TV past its prime
Lately I’m thinking … about how bad the Emmy’s are on television. I know I shouldn’t be surprised but I was last night astonished — shocked, even — by the extent of the self-congratulation. These people actually believe that television is currently our most effective medium. (One TV exec said this explicitly in a speech — TV is “the most important medium for bringing people together,” he announced — that was perhaps the most uninteresting thing I’ve ever seen on the tube, and that’s saying something.) Gee, in this view the television people are at least five or six years out of date in their thinking. Yet haven’t these been the medium-changing years? Their ignorance is their only willful quality.

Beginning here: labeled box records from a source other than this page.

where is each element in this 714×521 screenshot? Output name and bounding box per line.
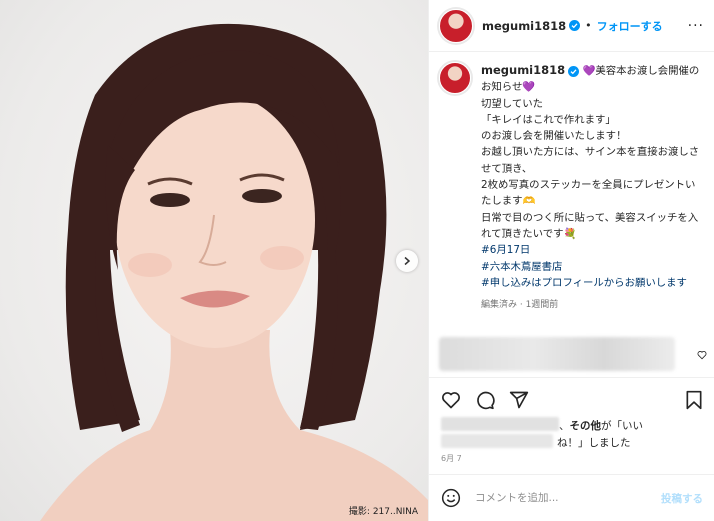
share-button[interactable] (509, 390, 529, 410)
hashtag-link[interactable]: #申し込みはプロフィールからお願いします (481, 275, 703, 291)
emoji-button[interactable] (441, 488, 461, 508)
post-comment-button[interactable]: 投稿する (661, 491, 703, 506)
portrait-image (40, 23, 428, 521)
blurred-username (441, 434, 553, 448)
comment-icon (477, 391, 495, 409)
hashtag-link[interactable]: #六本木蔦屋書店 (481, 259, 703, 275)
emoji-icon (441, 488, 461, 508)
heart-icon (442, 391, 460, 408)
others-link[interactable]: その他 (570, 420, 602, 432)
caption-avatar[interactable] (439, 62, 471, 94)
separator-dot: • (585, 19, 592, 32)
blurred-username (441, 417, 559, 431)
post-date[interactable]: 6月 7 (441, 453, 462, 464)
caption-text: 💜美容本お渡し会開催のお知らせ💜 切望していた 「キレイはこれで作れます」 のお… (481, 65, 700, 240)
bookmark-icon (686, 390, 702, 409)
likes-summary: 、その他が「いい ね！」しました (441, 417, 703, 451)
caption-meta: 編集済み · 1週間前 (481, 300, 559, 311)
verified-badge-icon (568, 66, 580, 77)
more-options-icon[interactable]: ··· (688, 18, 704, 34)
next-photo-button[interactable] (396, 250, 418, 272)
caption-username[interactable]: megumi1818 (481, 63, 565, 77)
comment-composer: 投稿する (429, 474, 714, 521)
post-detail-pane: megumi1818 • フォローする ··· megumi1818 💜美容本お… (428, 0, 714, 521)
comment-row (439, 336, 709, 372)
verified-badge-icon (569, 20, 581, 31)
hashtag-link[interactable]: #6月17日 (481, 242, 703, 258)
avatar[interactable] (439, 8, 473, 43)
caption-body: megumi1818 💜美容本お渡し会開催のお知らせ💜 切望していた 「キレイは… (481, 62, 703, 339)
caption: megumi1818 💜美容本お渡し会開催のお知らせ💜 切望していた 「キレイは… (429, 52, 714, 339)
chevron-right-icon (404, 256, 411, 266)
comment-input[interactable] (475, 492, 645, 504)
post-photo[interactable]: 撮影: 217..NINA (0, 0, 428, 521)
blurred-comment (439, 337, 675, 371)
post-header: megumi1818 • フォローする ··· (429, 0, 714, 52)
save-button[interactable] (685, 390, 703, 410)
likes-text-end: ね！」しました (557, 437, 631, 449)
follow-button[interactable]: フォローする (597, 18, 663, 34)
comment-like-icon[interactable] (697, 345, 707, 364)
like-button[interactable] (441, 390, 461, 410)
photo-credit: 撮影: 217..NINA (348, 507, 418, 517)
username[interactable]: megumi1818 (482, 19, 566, 33)
send-icon (509, 391, 529, 408)
comment-button[interactable] (475, 390, 495, 410)
likes-text: が「いい (601, 420, 643, 432)
post-actions (429, 377, 714, 421)
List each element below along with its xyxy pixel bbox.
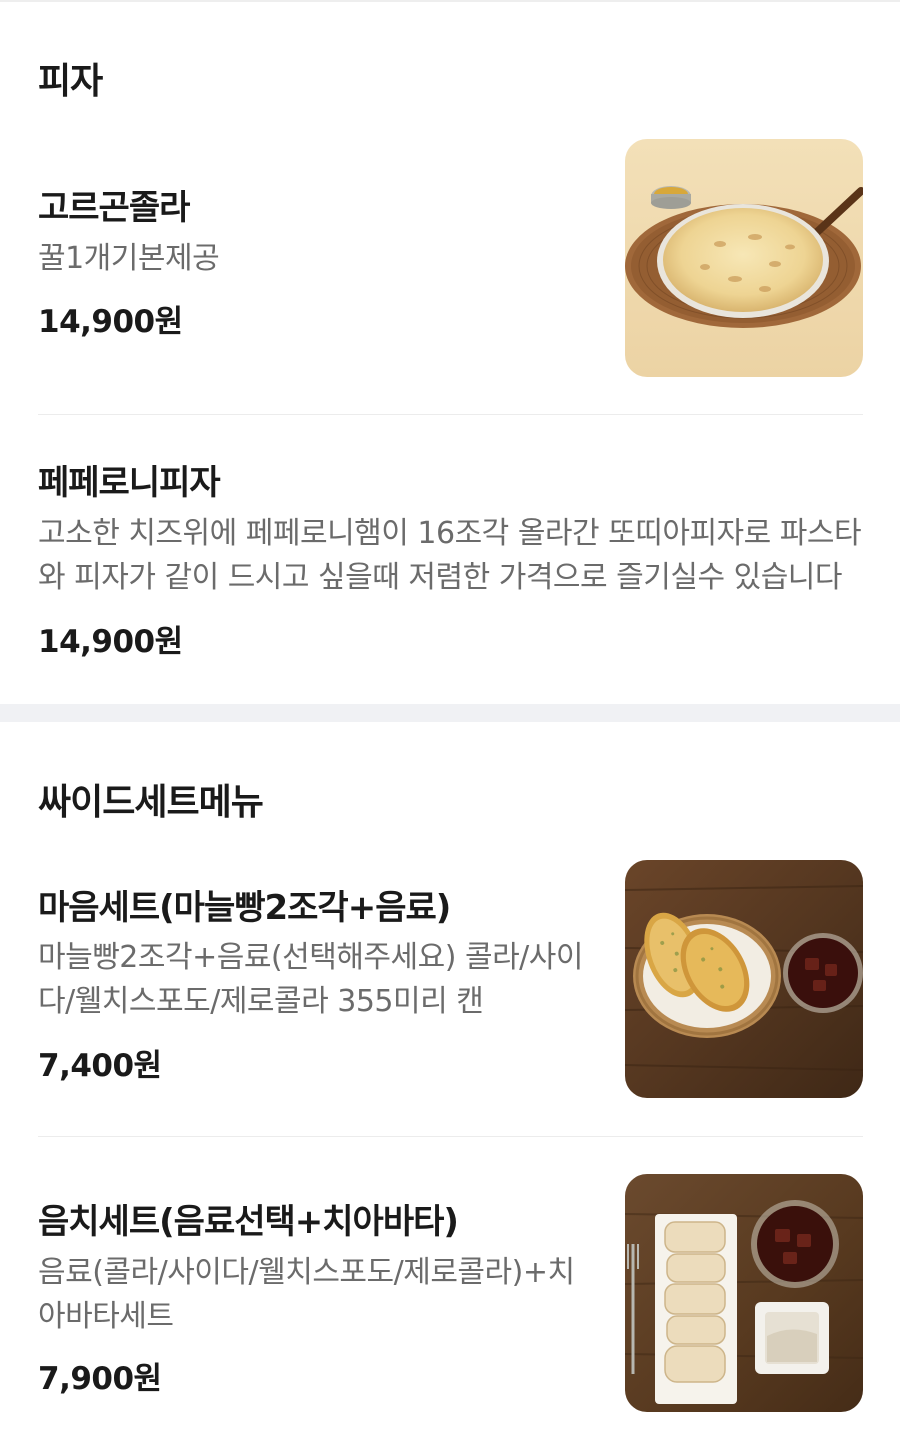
item-price: 14,900원	[38, 624, 183, 660]
item-divider	[38, 414, 863, 415]
item-name: 마음세트(마늘빵2조각+음료)	[38, 888, 451, 928]
item-description: 음료(콜라/사이다/웰치스포도/제로콜라)+치아바타세트	[38, 1255, 575, 1334]
top-border	[0, 0, 900, 2]
item-description: 고소한 치즈위에 페페로니햄이 16조각 올라간 또띠아피자로 파스타와 피자가…	[38, 516, 862, 595]
item-price: 14,900원	[38, 304, 183, 340]
gorgonzola-pizza-photo[interactable]	[625, 139, 863, 377]
section-title: 피자	[38, 61, 103, 102]
section-separator	[0, 704, 900, 722]
item-price: 7,400원	[38, 1048, 162, 1084]
item-divider	[38, 1136, 863, 1137]
item-price: 7,900원	[38, 1361, 162, 1397]
item-name: 고르곤졸라	[38, 188, 190, 228]
item-description: 꿀1개기본제공	[38, 241, 220, 276]
garlic-bread-set-photo[interactable]	[625, 860, 863, 1098]
item-name: 페페로니피자	[38, 463, 221, 503]
section-title: 싸이드세트메뉴	[38, 782, 264, 823]
item-name: 음치세트(음료선택+치아바타)	[38, 1202, 459, 1242]
ciabatta-set-photo[interactable]	[625, 1174, 863, 1412]
item-description: 마늘빵2조각+음료(선택해주세요) 콜라/사이다/웰치스포도/제로콜라 355미…	[38, 940, 583, 1019]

Tim Carmody adds: “It was also bizarre to watch the Academy on the one hand honor Tommy Smothers for political insouciance and to watch everyone, EVERYONE, not just presenters, skirt anything resembling a direct political comment. We had bizarre claims about how The West Wing “was a nonpartisan exploration of politics,” purely formal invocations to vote or speak truth to power, joking denunications of ugliness in political advertising, and oblique references to John Adams as a time when politicians could express complex ideas in full sentences. It was as though if anyone spoke the words Obama or McCain or Bush, the TV shock troops would have descended on the stage and the screen would go black.”